Repost: Karissa (aka Ashley)

I am currently copy-editing a friend’s dissertation and have not had much time to blog (although some blog topics are rumbling around in my head!), so tonight I am re-posting this from over a year ago.

I have a confession to make.

I have an alter ego.

I call her my non-domestic self. Sometimes I call her Ashley. My parents thought about naming me Ashley, but one of them thought it sounded like “a soap opera name.” So Ashley sounds just sly enough to be my alternate self.

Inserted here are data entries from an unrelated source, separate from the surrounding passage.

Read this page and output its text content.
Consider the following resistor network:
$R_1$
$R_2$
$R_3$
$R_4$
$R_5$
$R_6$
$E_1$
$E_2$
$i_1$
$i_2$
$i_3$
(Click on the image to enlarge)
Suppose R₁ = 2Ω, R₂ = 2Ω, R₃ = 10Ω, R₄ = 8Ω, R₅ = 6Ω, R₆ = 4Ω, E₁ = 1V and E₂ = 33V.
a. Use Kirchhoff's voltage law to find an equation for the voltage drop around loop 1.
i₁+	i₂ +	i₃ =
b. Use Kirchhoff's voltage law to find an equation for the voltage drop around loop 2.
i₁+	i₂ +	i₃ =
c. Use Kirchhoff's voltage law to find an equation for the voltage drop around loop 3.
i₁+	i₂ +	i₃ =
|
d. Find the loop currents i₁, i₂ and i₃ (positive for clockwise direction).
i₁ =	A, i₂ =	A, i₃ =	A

See, here’s the thing. I’ve been part of a community of writers for three years now, and I’ve heard lots of stories from women. True stories. There are women who have suffered through a broken marriage and a painful divorce and have come out of it healed and with a new sense of self. There are women who have traveled the world and have been inspired and changed. There are women who have bravely faced discrimination due to their race, sexuality, accent, etc.

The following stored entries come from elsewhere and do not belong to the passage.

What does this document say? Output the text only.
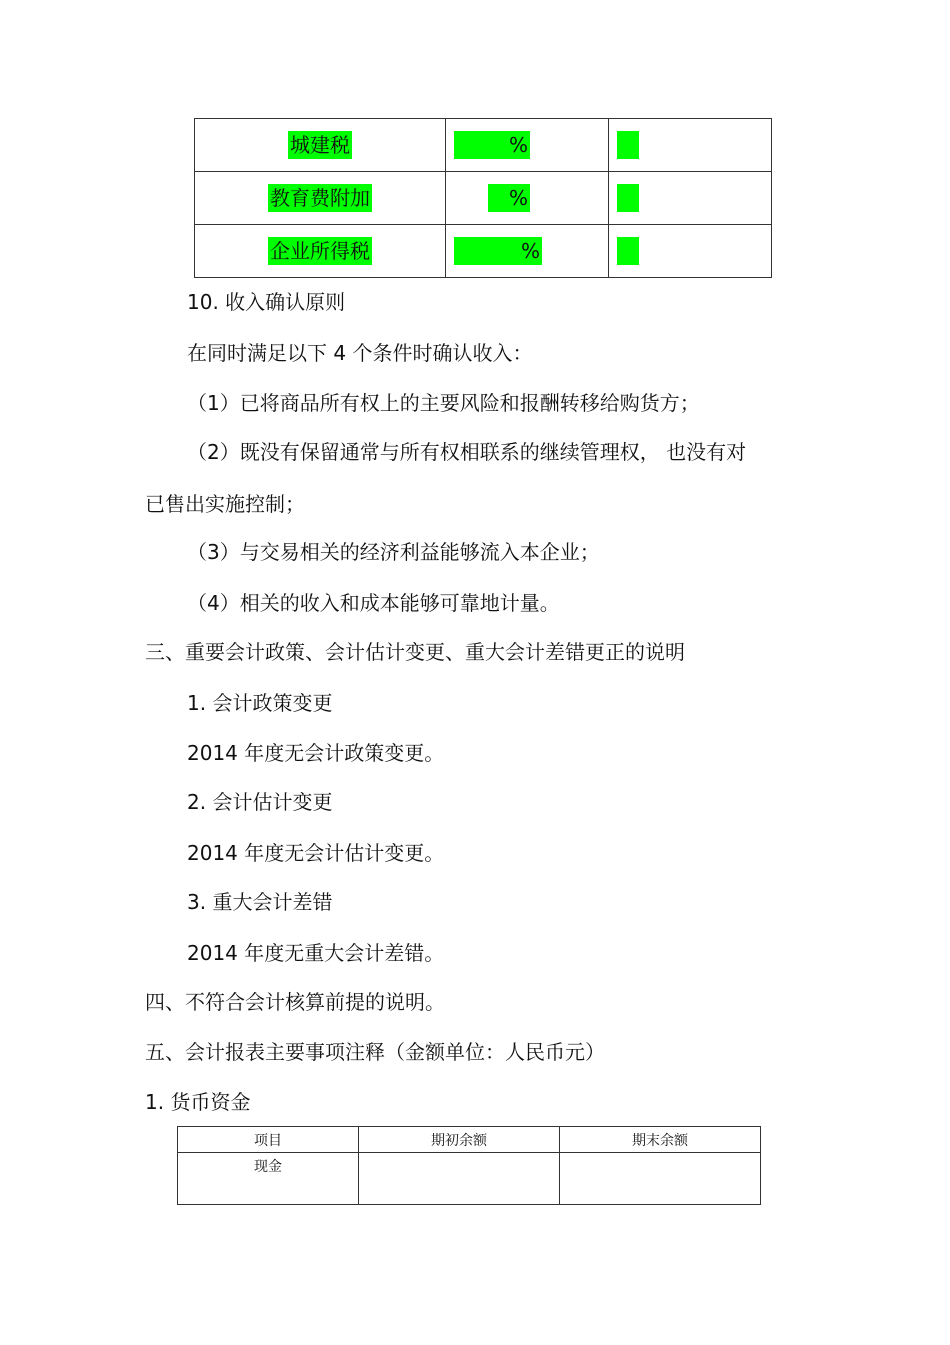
城建税	%	

教育费附加	%	

企业所得税	%	

10. 收入确认原则
在同时满足以下 4 个条件时确认收入：
（1）已将商品所有权上的主要风险和报酬转移给购货方；
（2）既没有保留通常与所有权相联系的继续管理权， 也没有对
已售出实施控制；
（3）与交易相关的经济利益能够流入本企业；
（4）相关的收入和成本能够可靠地计量。
三、重要会计政策、会计估计变更、重大会计差错更正的说明
1. 会计政策变更
2014 年度无会计政策变更。
2. 会计估计变更
2014 年度无会计估计变更。
3. 重大会计差错
2014 年度无重大会计差错。
四、不符合会计核算前提的说明。
五、会计报表主要事项注释（金额单位：人民币元）
1. 货币资金
项目	期初余额	期末余额
现金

I am not one of these women. I am a woman who lives day in and day out in the middle of domesticity. Yes, I am a teacher, so I have a career. But I am still ultimately a family woman. A wife. A mother. A daughter. A cook. A housekeeper. A toy picker-upper. A diaper changer. A lover. A laundry folder. An appointment maker. A boo-boo kisser. A grocery shopper. Etc. Etc.

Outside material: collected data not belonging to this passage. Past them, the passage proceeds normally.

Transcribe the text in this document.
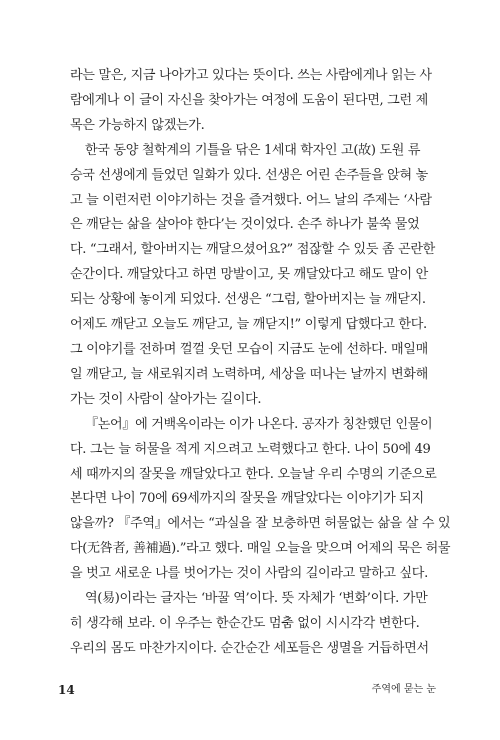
라는 말은, 지금 나아가고 있다는 뜻이다. 쓰는 사람에게나 읽는 사

람에게나 이 글이 자신을 찾아가는 여정에 도움이 된다면, 그런 제

목은 가능하지 않겠는가.

한국 동양 철학계의 기틀을 닦은 1세대 학자인 고(故) 도원 류

승국 선생에게 들었던 일화가 있다. 선생은 어린 손주들을 앉혀 놓

고 늘 이런저런 이야기하는 것을 즐겨했다. 어느 날의 주제는 ‘사람

은 깨닫는 삶을 살아야 한다’는 것이었다. 손주 하나가 불쑥 물었

다. “그래서, 할아버지는 깨달으셨어요?” 점잖할 수 있듯 좀 곤란한

순간이다. 깨달았다고 하면 망발이고, 못 깨달았다고 해도 말이 안

되는 상황에 놓이게 되었다. 선생은 “그럼, 할아버지는 늘 깨닫지.

어제도 깨닫고 오늘도 깨닫고, 늘 깨닫지!” 이렇게 답했다고 한다.

그 이야기를 전하며 껄껄 웃던 모습이 지금도 눈에 선하다. 매일매

일 깨닫고, 늘 새로워지려 노력하며, 세상을 떠나는 날까지 변화해

가는 것이 사람이 살아가는 길이다.

『논어』에 거백옥이라는 이가 나온다. 공자가 칭찬했던 인물이

다. 그는 늘 허물을 적게 지으려고 노력했다고 한다. 나이 50에 49

세 때까지의 잘못을 깨달았다고 한다. 오늘날 우리 수명의 기준으로

본다면 나이 70에 69세까지의 잘못을 깨달았다는 이야기가 되지

않을까? 『주역』에서는 “과실을 잘 보충하면 허물없는 삶을 살 수 있

다(无咎者, 善補過).”라고 했다. 매일 오늘을 맞으며 어제의 묵은 허물

을 벗고 새로운 나를 벗어가는 것이 사람의 길이라고 말하고 싶다.

역(易)이라는 글자는 ‘바꿀 역’이다. 뜻 자체가 ‘변화’이다. 가만

히 생각해 보라. 이 우주는 한순간도 멈춤 없이 시시각각 변한다.

우리의 몸도 마찬가지이다. 순간순간 세포들은 생멸을 거듭하면서

14	주역에 묻는 눈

And I love being all those things. I do. But every now and then, my alter ego (aka Ashley) comes out and gives me a commentary on what my life would be like if I weren’t so . . . domestic.

If I didn’t have a family to feed, I’d eat a bowl of cereal for supper every night.

If I didn’t have kids to pick up at daycare, I’d go to the gym after work every day.

If I didn’t have a family to spend my money on, I could afford to live in a cool old-but-refurbished home in East Nashville.

I could go live in Singapore – or Italy – or Thailand – for a couple of years.

And so on.

And so forth.

One of my writer friends and I have talked about how we are women who stay. We raise families. We love husbands. We don’t go off to the beach or Europe on a soul-search. We have to do our soul-searching in the midst of the chaos of family life. I guess sometimes that search leads me to my imaginary place where the chaos is nonexistent and I selfishly get whatever I want.

In the end, my real self tells my alter ego, “Shut up. I have to go cook supper.” And that is that.